NBP rates remained unchanged for the second consecutive month, but this does not look like the formal end of the hike cycle. In its statement, the MPC said that further decisions should depend on incoming information on inflation and economic activity. At tomorrow's conference, the NBP president should rather refrain from declaring the end of the tightening cycle.

Our inflation and rates view

Inflation risks remain high, and the peak in inflation is still ahead of us. In our view, it will occur in February 2023 at around 20%. Also, the NBP is no longer talking about inflation stabilisation in the second half of 2022, but sees CPI peaking in early 2023, as do we.

Over the course of 2023, CPI is expected to drop from 20% year-on-year to below 10%, but in 2024, inflation should remain stubbornly high. Our models indicate that even a slowdown in GDP to around 1-1.5% YoY in 2023 will not bring inflation even close to the NBP's target of 2.5% YoY. We see strong second-round effects (easy pass-through of corporate costs to retail prices), high inflation expectations of companies and households. The experience of other countries where inflation expectations were "deanchored" and the price spiral was set in motion shows that in order to combat stubbornly high inflation, a decisive tightening of the policy mix, i.e. monetary and fiscal policy, was necessary.

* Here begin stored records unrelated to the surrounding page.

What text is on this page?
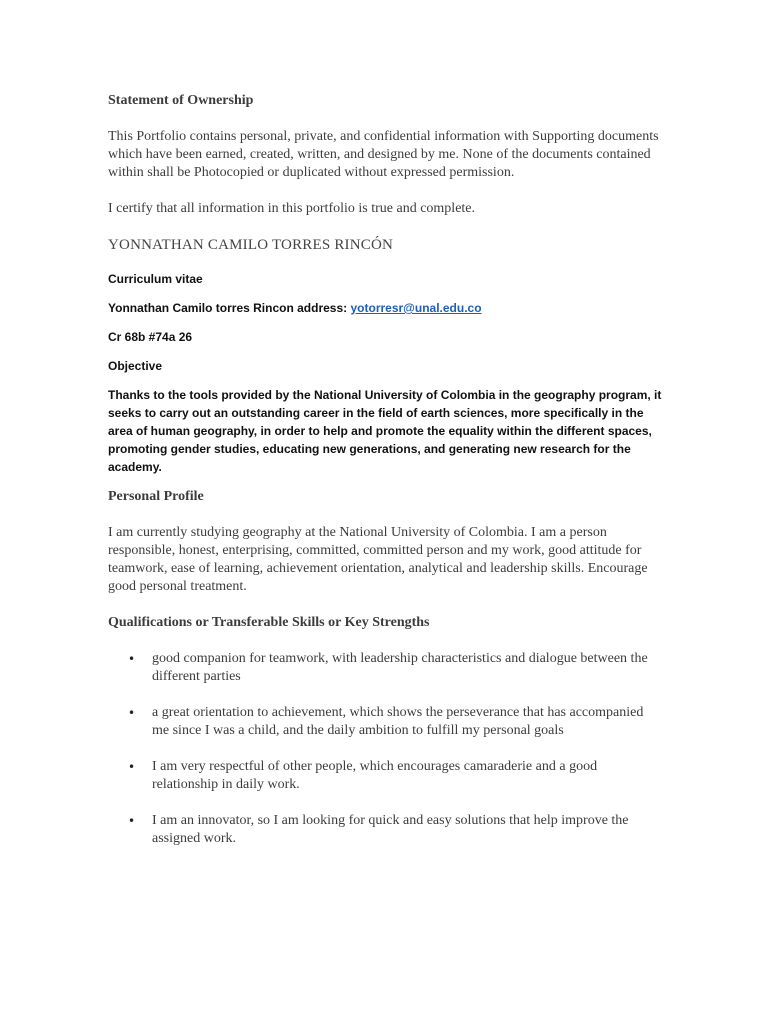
Statement of Ownership

This Portfolio contains personal, private, and confidential information with Supporting documents which have been earned, created, written, and designed by me. None of the documents contained within shall be Photocopied or duplicated without expressed permission.

I certify that all information in this portfolio is true and complete.

YONNATHAN CAMILO TORRES RINCÓN

Curriculum vitae

Yonnathan Camilo torres Rincon address: yotorresr@unal.edu.co

Cr 68b #74a 26

Objective

Thanks to the tools provided by the National University of Colombia in the geography program, it seeks to carry out an outstanding career in the field of earth sciences, more specifically in the area of human geography, in order to help and promote the equality within the different spaces, promoting gender studies, educating new generations, and generating new research for the academy.

Personal Profile

I am currently studying geography at the National University of Colombia. I am a person responsible, honest, enterprising, committed, committed person and my work, good attitude for teamwork, ease of learning, achievement orientation, analytical and leadership skills. Encourage good personal treatment.

Qualifications or Transferable Skills or Key Strengths
• good companion for teamwork, with leadership characteristics and dialogue between the different parties
• a great orientation to achievement, which shows the perseverance that has accompanied me since I was a child, and the daily ambition to fulfill my personal goals
• I am very respectful of other people, which encourages camaraderie and a good relationship in daily work.
• I am an innovator, so I am looking for quick and easy solutions that help improve the assigned work.
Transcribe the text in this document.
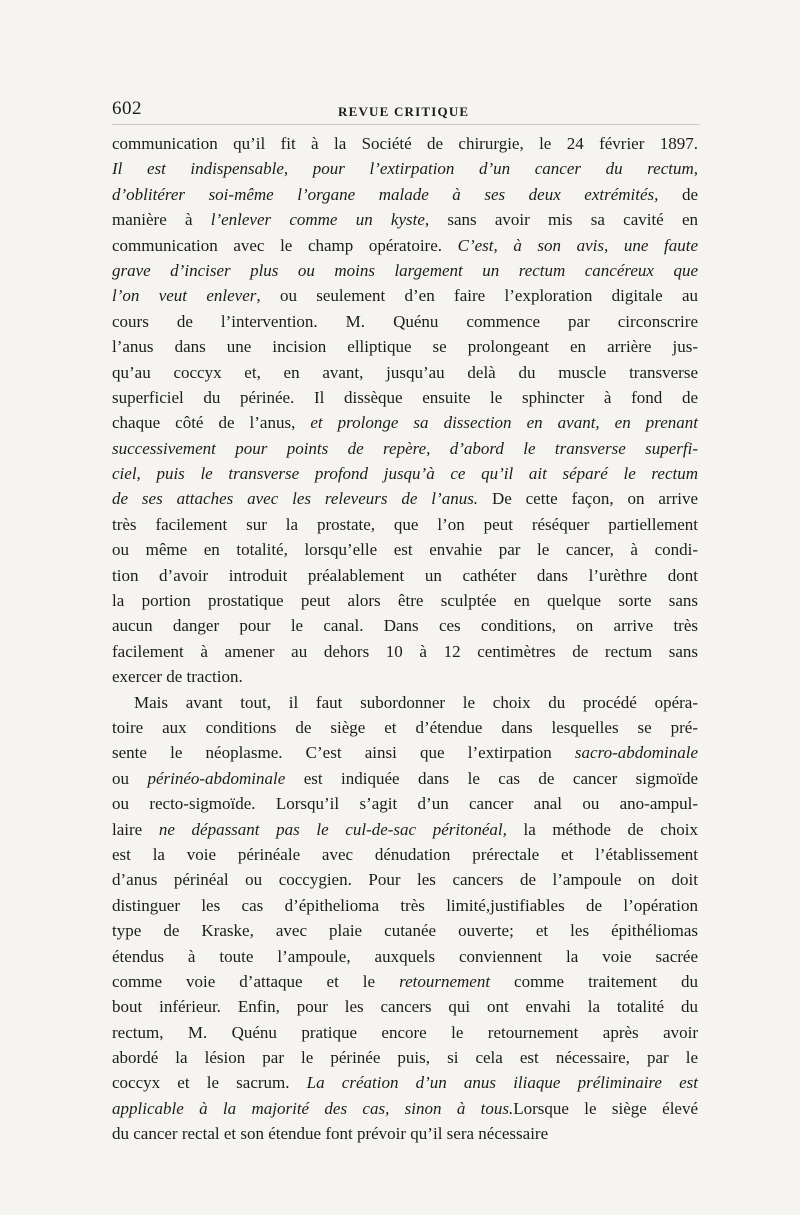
602	REVUE CRITIQUE
communication qu’il fit à la Société de chirurgie, le 24 février 1897.
Il est indispensable, pour l’extirpation d’un cancer du rectum,
d’oblitérer soi-même l’organe malade à ses deux extrémités, de
manière à l’enlever comme un kyste, sans avoir mis sa cavité en
communication avec le champ opératoire. C’est, à son avis, une faute
grave d’inciser plus ou moins largement un rectum cancéreux que
l’on veut enlever, ou seulement d’en faire l’exploration digitale au
cours de l’intervention. M. Quénu commence par circonscrire
l’anus dans une incision elliptique se prolongeant en arrière jus-
qu’au coccyx et, en avant, jusqu’au delà du muscle transverse
superficiel du périnée. Il dissèque ensuite le sphincter à fond de
chaque côté de l’anus, et prolonge sa dissection en avant, en prenant
successivement pour points de repère, d’abord le transverse superfi-
ciel, puis le transverse profond jusqu’à ce qu’il ait séparé le rectum
de ses attaches avec les releveurs de l’anus. De cette façon, on arrive
très facilement sur la prostate, que l’on peut réséquer partiellement
ou même en totalité, lorsqu’elle est envahie par le cancer, à condi-
tion d’avoir introduit préalablement un cathéter dans l’urèthre dont
la portion prostatique peut alors être sculptée en quelque sorte sans
aucun danger pour le canal. Dans ces conditions, on arrive très
facilement à amener au dehors 10 à 12 centimètres de rectum sans
exercer de traction.
Mais avant tout, il faut subordonner le choix du procédé opéra-
toire aux conditions de siège et d’étendue dans lesquelles se pré-
sente le néoplasme. C’est ainsi que l’extirpation sacro-abdominale
ou périnéo-abdominale est indiquée dans le cas de cancer sigmoïde
ou recto-sigmoïde. Lorsqu’il s’agit d’un cancer anal ou ano-ampul-
laire ne dépassant pas le cul-de-sac péritonéal, la méthode de choix
est la voie périnéale avec dénudation prérectale et l’établissement
d’anus périnéal ou coccygien. Pour les cancers de l’ampoule on doit
distinguer les cas d’épithelioma très limité,justifiables de l’opération
type de Kraske, avec plaie cutanée ouverte; et les épithéliomas
étendus à toute l’ampoule, auxquels conviennent la voie sacrée
comme voie d’attaque et le retournement comme traitement du
bout inférieur. Enfin, pour les cancers qui ont envahi la totalité du
rectum, M. Quénu pratique encore le retournement après avoir
abordé la lésion par le périnée puis, si cela est nécessaire, par le
coccyx et le sacrum. La création d’un anus iliaque préliminaire est
applicable à la majorité des cas, sinon à tous.Lorsque le siège élevé
du cancer rectal et son étendue font prévoir qu’il sera nécessaire
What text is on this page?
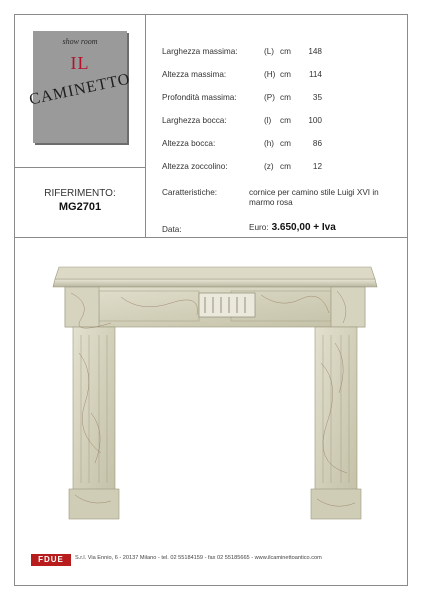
show room
IL
CAMINETTO
RIFERIMENTO:
MG2701
Larghezza massima:	(L) cm	148
Altezza massima:	(H) cm	114
Profondità massima:	(P) cm	35
Larghezza bocca:	(l) cm	100
Altezza bocca:	(h) cm	86
Altezza zoccolino:	(z) cm	12
Caratteristiche:	cornice per camino stile Luigi XVI in marmo rosa
Data:	Euro: 3.650,00 + Iva
FDUE	S.r.l. Via Ennio, 6 - 20137 Milano - tel. 02 55184159 - fax 02 55185665 - www.ilcaminettoantico.com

Therefore, either further rate hikes or strong fiscal tightening await us in 2024. The ultimate cost of fighting long-term high inflation will be higher than if the tightening of the policy mix were greater today.

The post-meeting statement indicates that the NBP rather targets a reversal of the inflation trend and want to facilitate a soft landing for the economy rather than bring inflation down to 2.5% as quickly as possible. Such a strategy raises the risk of perpetuating high inflation expectations, and this could entail higher costs of containing CPI in the future.